Leor ainda pagou o que devia à Shari e, então, ele e Marboh deixaram a agitação de Scien, pegando a estrada rumo à tranquilidade de Pillar. Eram onze horas da manhã quando saíram de lá, mas como o tempo estava nublado, não havia sol para castigá-los durante a caminhada.
Às seis da tarde, eles chegaram na vila. Todos olhavam com cara de pena para Leor, fazendo seu coração acelerar de medo pelo que poderia encontrar quando chegasse em casa.
Chegou e foi logo abrindo a porta, procurando pela mãe. A casa estava vazia e parecia cheirar à morte. Caminhou apressadamente para o quarto de Tyane, seguido por Marboh. Encontrou-a deitada como se estivesse morta. Chorando, ele caiu aos pés da cama segurando a mão dela.
–– Eu sabia que conseguiria... – Sussurrou a senhora.
–– Mãe! – Ele pegou apressadamente o pequeno frasco de vidro contendo um líquido amarelo âmbar – Tome, é o remédio...
–– Querido, não o desperdice comigo, eu já estou quase...
–– Não diga bobagem! – Leor abriu a tampa e Tyane colocou a mão no rosto do filho, falando carinhosamente – Ah, meu bebê, eu te amo mais do que a mim mesma...
–– Mãe, por favor... – Leor chorava vendo a mulher que ele tanto amava desfalecida na cama.
–– Eu te amo... – Suas palavras já não saíram mais, apenas os lábios moveram – Se... – Ela fez uma força e murmurou depois de um ataque de tosse – Estou com medo... O que será que acontece quando morremos?
–– Eu... Eu queria respondê-la, queria muito, mas... – Leor abaixou a cabeça, nenhum cientista de Saas tinha conseguido responder aquela pergunta.
–– Me sinto só...
–– Eu estou aqui. – Leor segurou mais fortemente sua mão, tentando transmitir algum tipo de conforto...
Ela olhou com ternura para o filho e murmurou, antes de expirar pela última vez:
–– Obrigada...
Leor continuou prostrado perto da cama, chorando enquanto ainda segurava a mão de Tyane.
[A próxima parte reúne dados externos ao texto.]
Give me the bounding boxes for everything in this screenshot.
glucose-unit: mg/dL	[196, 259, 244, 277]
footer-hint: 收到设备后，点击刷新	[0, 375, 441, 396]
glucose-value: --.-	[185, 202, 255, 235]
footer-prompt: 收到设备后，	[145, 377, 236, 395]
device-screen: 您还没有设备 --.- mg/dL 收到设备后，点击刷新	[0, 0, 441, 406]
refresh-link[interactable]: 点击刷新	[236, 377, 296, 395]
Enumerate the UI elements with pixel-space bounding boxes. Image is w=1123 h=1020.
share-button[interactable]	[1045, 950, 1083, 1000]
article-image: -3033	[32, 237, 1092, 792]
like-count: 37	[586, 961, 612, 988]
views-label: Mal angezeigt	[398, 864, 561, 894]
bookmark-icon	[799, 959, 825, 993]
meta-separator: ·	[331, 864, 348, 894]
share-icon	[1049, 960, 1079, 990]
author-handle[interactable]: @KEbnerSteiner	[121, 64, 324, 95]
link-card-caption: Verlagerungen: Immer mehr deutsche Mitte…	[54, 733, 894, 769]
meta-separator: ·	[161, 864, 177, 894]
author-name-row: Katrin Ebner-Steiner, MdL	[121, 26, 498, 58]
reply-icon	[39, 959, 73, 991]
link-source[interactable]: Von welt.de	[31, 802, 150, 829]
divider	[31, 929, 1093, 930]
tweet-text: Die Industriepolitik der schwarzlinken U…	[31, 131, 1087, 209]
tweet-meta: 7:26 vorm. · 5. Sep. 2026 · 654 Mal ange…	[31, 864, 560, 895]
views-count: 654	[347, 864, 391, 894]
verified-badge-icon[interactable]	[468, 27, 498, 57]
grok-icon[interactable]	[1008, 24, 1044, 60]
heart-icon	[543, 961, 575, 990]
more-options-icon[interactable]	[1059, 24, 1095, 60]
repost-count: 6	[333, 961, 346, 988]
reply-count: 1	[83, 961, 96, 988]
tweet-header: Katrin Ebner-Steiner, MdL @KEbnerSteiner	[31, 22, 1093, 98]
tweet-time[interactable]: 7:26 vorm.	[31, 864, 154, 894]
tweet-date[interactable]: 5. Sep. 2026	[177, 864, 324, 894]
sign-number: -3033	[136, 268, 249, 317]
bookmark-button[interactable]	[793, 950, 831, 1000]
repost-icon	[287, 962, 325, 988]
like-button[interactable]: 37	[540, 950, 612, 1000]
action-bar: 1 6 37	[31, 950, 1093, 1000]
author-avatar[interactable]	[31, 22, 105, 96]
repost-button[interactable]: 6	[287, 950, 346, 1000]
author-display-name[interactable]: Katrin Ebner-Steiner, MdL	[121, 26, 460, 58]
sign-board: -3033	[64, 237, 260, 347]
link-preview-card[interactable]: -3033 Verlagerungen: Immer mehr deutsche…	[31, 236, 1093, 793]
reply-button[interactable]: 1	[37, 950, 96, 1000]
Ele não conseguia soltá-la, parecia que segurando a mão dela, Tyane continuaria ali com ele... Após algumas horas de gritos abafados, dor e muitas lágrimas, Leor finalmente soltou a mão da mãe lentamente, como se estivesse deixando-a ir.
Levantou-se e olhou o céu escuro: já era noite. Foi até a cozinha e lavou o rosto. Marboh continuava deitado aos pés de Tyane. Leor foi até o companheiro e o abraçou.
–– Ela se foi... – Marboh suspirou, era como se ele pudesse compreender o que tinha acontecido.
Então Leor puxou o lobo para fora do quarto e saiu rua afora. Percebendo que o dono ia para a casa de Nemat, Marboh voou para lá e começou a arranhar a porta ansiosamente. Leor chegou e bateu duas, três, quatro vezes e ninguém atendia. Preocupado, gritou:
–– Nemat! Nemat, cadê você? Sou eu!
–– Você não ouviu o que aconteceu com ela e aquele nômade? – Perguntou uma vizinha que passava por ali.
Aquilo fez o coração de Leor disparar e desesperado, chutou a porta, arrombando-a. Ele e Marboh entraram na casa procurando Nemat e a encontraram deitada na cama, encolhida, segurando um pedaço de papel.
–– Nemat! – Leor curvou-se sobre ela para ver como estava, enquanto o lobo de estimação pulava na cama e deitava aos seus pés – Nemat, o que aconteceu?!
–– Ele se foi... – Disse ela baixinho, sofrendo o significado de suas palavras.
Leor foi para o outro lado da cama e sentou-se ao lado da amiga. Percebeu o que estava escrito no bilhete e perguntou novamente.
–– Nemat, o que aconteceu?
–– Nós estávamos juntos... Eu o amava, Leor... E ele disse que me amava também... Mas ontem descobri que ele tinha ido embora... – Murmurou ela. Seu coração estava ferido e cansado.
Leor deitou-se e Nemat foi aninhar-se no ombro dele. Ela choraria se ainda lhe restassem lágrimas...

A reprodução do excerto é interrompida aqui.